How to fix this? What I am proposing is that programmers, or coders if you prefer, who do this kind of wholesale slaughter should be taken before the General Programming Council (GPC). These violators  need to be forced to justify their actions before this grand old body. The GPC contains the great and good of the coding world, as well as cohorts of your coding peers. The suspect (oops), programmer, should, suffer consequences if and only if, they fail to convince this hallowed assembly of the rightfulness of their changes. The programmer, when found guilty, should then be struck off, not only off the General Register of Programming Practitioners (GRoPP), but and I hesitate to suggest it, also have their licence to code revoked! This may seem like some to be harsh, but we all know that this is very  necessary.

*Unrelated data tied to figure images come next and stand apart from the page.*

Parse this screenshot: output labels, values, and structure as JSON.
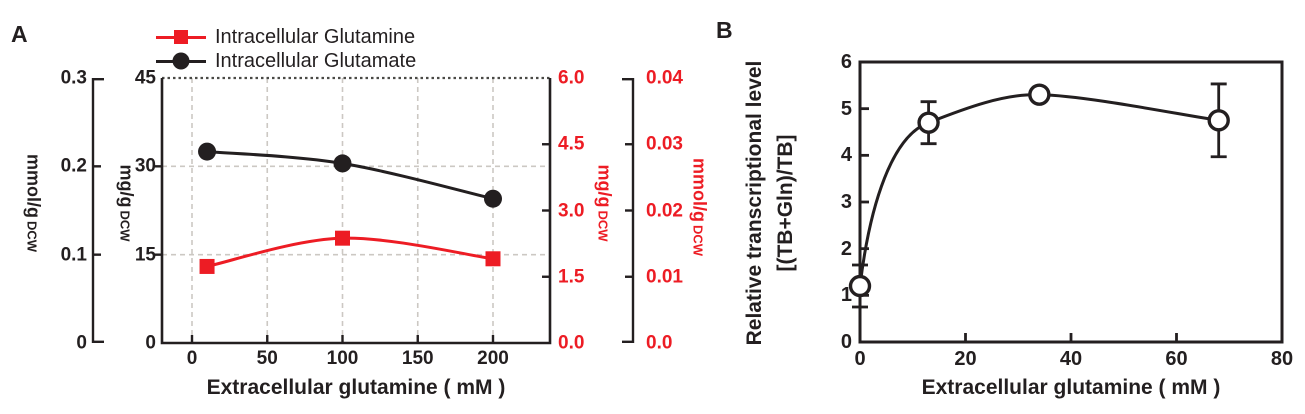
{
  "colors": {
    "red": "#ed1c24",
    "ink": "#231f20",
    "grid_gray": "#ccc8c3"
  },
  "chart_data": [
    {
      "type": "line",
      "panel": "A",
      "xlabel": "Extracellular glutamine ( mM )",
      "xlim": [
        -20,
        238
      ],
      "x_ticks": [
        0,
        50,
        100,
        150,
        200
      ],
      "x_tick_labels": [
        "0",
        "50",
        "100",
        "150",
        "200"
      ],
      "grid": {
        "style": "dashed-gray",
        "top_frame": "dotted",
        "vertical_at_x": [
          0,
          50,
          100,
          150,
          200
        ],
        "horizontal_at_left_mg": [
          15,
          30,
          45
        ]
      },
      "y_axes": [
        {
          "id": "outer_left",
          "kind": "floating",
          "ink": "#231f20",
          "title_main": "mmol/g",
          "title_sub": "DCW",
          "tick_labels": [
            "0.3",
            "0.2",
            "0.1",
            "0"
          ],
          "tick_values": [
            0.3,
            0.2,
            0.1,
            0
          ],
          "lim": [
            0,
            0.3
          ]
        },
        {
          "id": "inner_left",
          "kind": "frame",
          "ink": "#231f20",
          "title_main": "mg/g",
          "title_sub": "DCW",
          "tick_labels": [
            "45",
            "30",
            "15",
            "0"
          ],
          "tick_values": [
            45,
            30,
            15,
            0
          ],
          "lim": [
            0,
            45
          ]
        },
        {
          "id": "inner_right",
          "kind": "frame",
          "ink": "#ed1c24",
          "title_main": "mg/g",
          "title_sub": "DCW",
          "tick_labels": [
            "6.0",
            "4.5",
            "3.0",
            "1.5",
            "0.0"
          ],
          "tick_values": [
            6,
            4.5,
            3,
            1.5,
            0
          ],
          "lim": [
            0,
            6
          ]
        },
        {
          "id": "outer_right",
          "kind": "floating",
          "ink": "#ed1c24",
          "title_main": "mmol/g",
          "title_sub": "DCW",
          "tick_labels": [
            "0.04",
            "0.03",
            "0.02",
            "0.01",
            "0.0"
          ],
          "tick_values": [
            0.04,
            0.03,
            0.02,
            0.01,
            0
          ],
          "lim": [
            0,
            0.04
          ]
        }
      ],
      "legend": [
        {
          "label": "Intracellular Glutamine",
          "marker": "filled-square",
          "color": "#ed1c24"
        },
        {
          "label": "Intracellular Glutamate",
          "marker": "filled-circle",
          "color": "#231f20"
        }
      ],
      "series": [
        {
          "name": "Intracellular Glutamine",
          "marker": "square",
          "color": "#ed1c24",
          "y_scale": "mg/g DCW (left, 0-45)",
          "x": [
            10,
            100,
            200
          ],
          "y": [
            13.0,
            17.8,
            14.3
          ]
        },
        {
          "name": "Intracellular Glutamate",
          "marker": "circle",
          "color": "#231f20",
          "y_scale": "mg/g DCW (left, 0-45)",
          "x": [
            10,
            100,
            200
          ],
          "y": [
            32.5,
            30.5,
            24.5
          ]
        }
      ]
    },
    {
      "type": "line",
      "panel": "B",
      "xlabel": "Extracellular glutamine ( mM )",
      "ylabel_line1": "Relative transcriptional level",
      "ylabel_line2": "[(TB+Gln)/TB]",
      "xlim": [
        0,
        80
      ],
      "ylim": [
        0,
        6
      ],
      "x_ticks": [
        0,
        20,
        40,
        60,
        80
      ],
      "x_tick_labels": [
        "0",
        "20",
        "40",
        "60",
        "80"
      ],
      "y_ticks": [
        0,
        1,
        2,
        3,
        4,
        5,
        6
      ],
      "y_tick_labels": [
        "0",
        "1",
        "2",
        "3",
        "4",
        "5",
        "6"
      ],
      "series": [
        {
          "name": "(TB+Gln)/TB",
          "marker": "open-circle",
          "color": "#231f20",
          "x": [
            0,
            13,
            34,
            68
          ],
          "y": [
            1.2,
            4.7,
            5.3,
            4.75
          ],
          "y_err": [
            0.45,
            0.45,
            0.12,
            0.78
          ]
        }
      ]
    }
  ]
}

So to ensure that this doesn't happen to you, I would humbly suggest, ask, prompt, even cajole you to take some time to look at the existing code before you change it. Maybe even talk to the people who wrote it (though getting coders to talk can sometimes be a bit of a chore in its own right, as many lack social skills), if you can find them. Find out why they did what they did (for Maria - music ed; thinking about it I did have a project manager called Maria once - ed), as they didn't do it to wind you up, they did it for a good reason, it made sense at the time! These coders would, given the chance, do it differently if they had to do it again. You must remember hindsight is so, so much easier than foresight. So to sum and and bring the title back into focus.

The editor in front of you is a 'code killer', so be very, very careful how you use it.

Afterthought

This post was started around 4 am in the morning (UK time), as sometimes, when you wake up full of pressing ideas, it is wise to write them down somewhere. I used the Blogger app on my mobile (until it ran out of juice, beeped loudly and woke Bridget up; can't say she was best pleased about that. What is worse is that I then put mobile on to charge next to the bed, and hours later when it was fully charged beeped loudly and woke her again! Talk about being in the dog house.), then I finished this post off later on the laptop. Funny that the Blogger app on the phone is still not doing the white space correctly. I really must investigate and find that configuration option. No not really, not that urgent

Minor updates

Couple of minor typographical errors sorted, 'like social skills' vs 'lack social skills' - but I might argue that they would 'like social skills' but that is not what I meant.

BTW I have had some strong feedback from a major authority that I was not in the doghouse this morning. Phew!